When one identifies oneself as a Republican, assumptions are made.
Hillary Rosen’s comment drew attention to . And with each of the Republican candidates asserting themselves as pro-life — although presumptive nominee Mitt Romney is a former choicer — the ensuing hysteria that Roe v. Wade will be overturned has reached fever pitch.
The unfortunate consequences of the well funded and noisy “religious right” hijacking the Republican party’s traditional values of small government, cautious spending and personal liberty are many. Ask yourselves these questions: will it affect your daily life if your lesbian or gay friends marry? How about if your babysitter begins taking birth control pills before she leaves for college? What if the nice lady three blocks over decides to terminate her pregnancy? And what if a coworker’s mother, dying from cancer and suffering unspeakable indignities, asks for euthanasia?
Social conservatives believe that the government should take a strong role in determining a society’s moral code, thus increasing the presence of Big Brother in the average citizen’s day to day life. Yet, isn’t a society that guarantees freedom of religion already determining that moral code, without help from our elected officials? And how does that jive with fiscal conservatives who want less interference from our bloated governmental friends?
As a fiscally conservative voter, I don’t believe that creating expensive, wasteful bureaucracy automatically solves society’s problems. And I definitely don’t want my government weighing in on whether or not I can get an abortion or whether my gay friends can get married.
High handed moral commentary doesn’t sit well with the electorate at large. Even when the Republicans enjoyed Congressional majority plus Oval Office residency, Roe v. Wade remained intact; the “moral majority” did not succeed.
I don’t believe that Republican leaders really believe in the pro-life cause. In fact, I think they think it’s a lost cause. They do not take up socially conservative reforms with the zeal of tax reform, government spending or universal health care.
Nevertheless, many Republicans believe they require social conservatives’ support for electoral success. When they pander to these special interests, they lose what I believe is a growing constituency of voters who support limited government and low taxes but believe that what goes on in America's bedrooms and doctors offices is private.
It’s time for our Republican leadership to stop pandering to the religious right so we can hear instead about their personal beliefs. Republicans talk about being pro-life — and they may be, in their own personal decisions — but they’re actually pro-choice.
Exhibit A? None other than Romney, who declared himself pro-choice during a senate run versus Democrat Ted Kennedy. Even after he decided he was pro-life while running for the governor’s seat years later, he did nothing to overturn Massachusetts’ pro-choice laws. In fact, he forced the state’s Catholic hospitals to provide emergency contraception to rape victims.
Exhibit B is the morning after pill, a topic that social conservatives scramble to address. Scientifically, the pill works before conception occurs, thereby removing the pro-lifer’s “personhood” argument. Even former presidential candidate Ron Paul, a physician by trade who also happens to be pro-life, stated that the morning after pill is nothing more than amped up birth control.
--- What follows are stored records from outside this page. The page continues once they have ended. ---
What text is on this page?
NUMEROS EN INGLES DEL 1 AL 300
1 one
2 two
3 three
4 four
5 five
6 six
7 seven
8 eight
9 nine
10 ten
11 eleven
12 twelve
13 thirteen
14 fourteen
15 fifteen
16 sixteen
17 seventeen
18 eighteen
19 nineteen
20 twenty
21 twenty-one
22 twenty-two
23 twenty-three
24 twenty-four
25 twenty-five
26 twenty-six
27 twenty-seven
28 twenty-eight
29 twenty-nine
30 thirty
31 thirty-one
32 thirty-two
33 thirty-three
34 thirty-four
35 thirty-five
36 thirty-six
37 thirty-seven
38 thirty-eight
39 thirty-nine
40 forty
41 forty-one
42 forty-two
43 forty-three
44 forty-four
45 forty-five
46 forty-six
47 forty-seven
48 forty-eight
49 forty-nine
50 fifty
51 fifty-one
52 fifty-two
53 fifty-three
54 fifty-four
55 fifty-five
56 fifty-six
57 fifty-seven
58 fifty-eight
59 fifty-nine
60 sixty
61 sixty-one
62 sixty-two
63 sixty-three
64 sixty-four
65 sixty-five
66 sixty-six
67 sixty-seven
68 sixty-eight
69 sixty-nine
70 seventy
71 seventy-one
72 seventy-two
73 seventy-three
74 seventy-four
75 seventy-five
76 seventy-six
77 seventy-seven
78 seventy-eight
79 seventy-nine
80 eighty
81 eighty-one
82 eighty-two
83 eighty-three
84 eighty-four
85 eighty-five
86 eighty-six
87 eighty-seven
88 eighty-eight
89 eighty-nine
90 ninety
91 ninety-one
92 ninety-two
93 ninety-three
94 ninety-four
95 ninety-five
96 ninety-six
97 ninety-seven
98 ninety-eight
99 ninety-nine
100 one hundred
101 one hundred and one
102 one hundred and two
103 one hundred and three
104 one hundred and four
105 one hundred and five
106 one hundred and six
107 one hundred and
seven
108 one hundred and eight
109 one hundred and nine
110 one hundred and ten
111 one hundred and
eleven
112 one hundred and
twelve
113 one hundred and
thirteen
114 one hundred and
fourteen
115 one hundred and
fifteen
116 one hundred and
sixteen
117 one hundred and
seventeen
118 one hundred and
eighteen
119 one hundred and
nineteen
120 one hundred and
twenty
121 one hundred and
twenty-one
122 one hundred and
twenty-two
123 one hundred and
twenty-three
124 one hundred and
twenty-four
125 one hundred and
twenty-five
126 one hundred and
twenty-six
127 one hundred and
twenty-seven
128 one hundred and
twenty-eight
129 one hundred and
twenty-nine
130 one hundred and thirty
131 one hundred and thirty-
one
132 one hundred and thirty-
And guess who made the morning after pill available over the counter to adults over the age of 18? Everyone’s favorite presidential punching bag, George W. Bush.
So far — and this is why I think pro-choicers have little to fear — social conservatives have only demonstrated that they believe abortion is wrong. They have not proven to the American people why abortion — or gay marriage, for that matter — should be illegal. And I don’t believe that they will ever be able to win that argument, as evidenced by their abandonment of Roe v. Wade to focus on legislatively establishing a fetus as a person (and thus protected by the Fourteenth Amendment, negating Roe v. Wade).
What is especially ironic about the conservative religious stranglehold is that socially conservative attitudes limit personal freedoms, a philosophy that Republicans say they hold dear. Extremist rhetoric from both sides forces level-headed voters out of the debate entirely. And it’s these level headed voters that the Republican Party needs most.
First, I believe that most voters — Democrat or Republican — believe that major health decisions should be private. Second, social services are expensive. Given the choice between keeping abortion legal and funding expensive bureaucratic programs, isn’t it wiser to allow personal health freedom while also limiting social spending? Third, legal abortion does not limit the individual’s right to not get an abortion — in other words, you’re still pro-life!
The point is that the Republican Party would be wise to adopt the “big tent” policy as espoused by the Republican Majority for Choice. These GOPers believe social tolerance promotes personal freedom and privacy through education and prevention initiatives. And as we all know, an ounce of prevention is worth a pound of cure.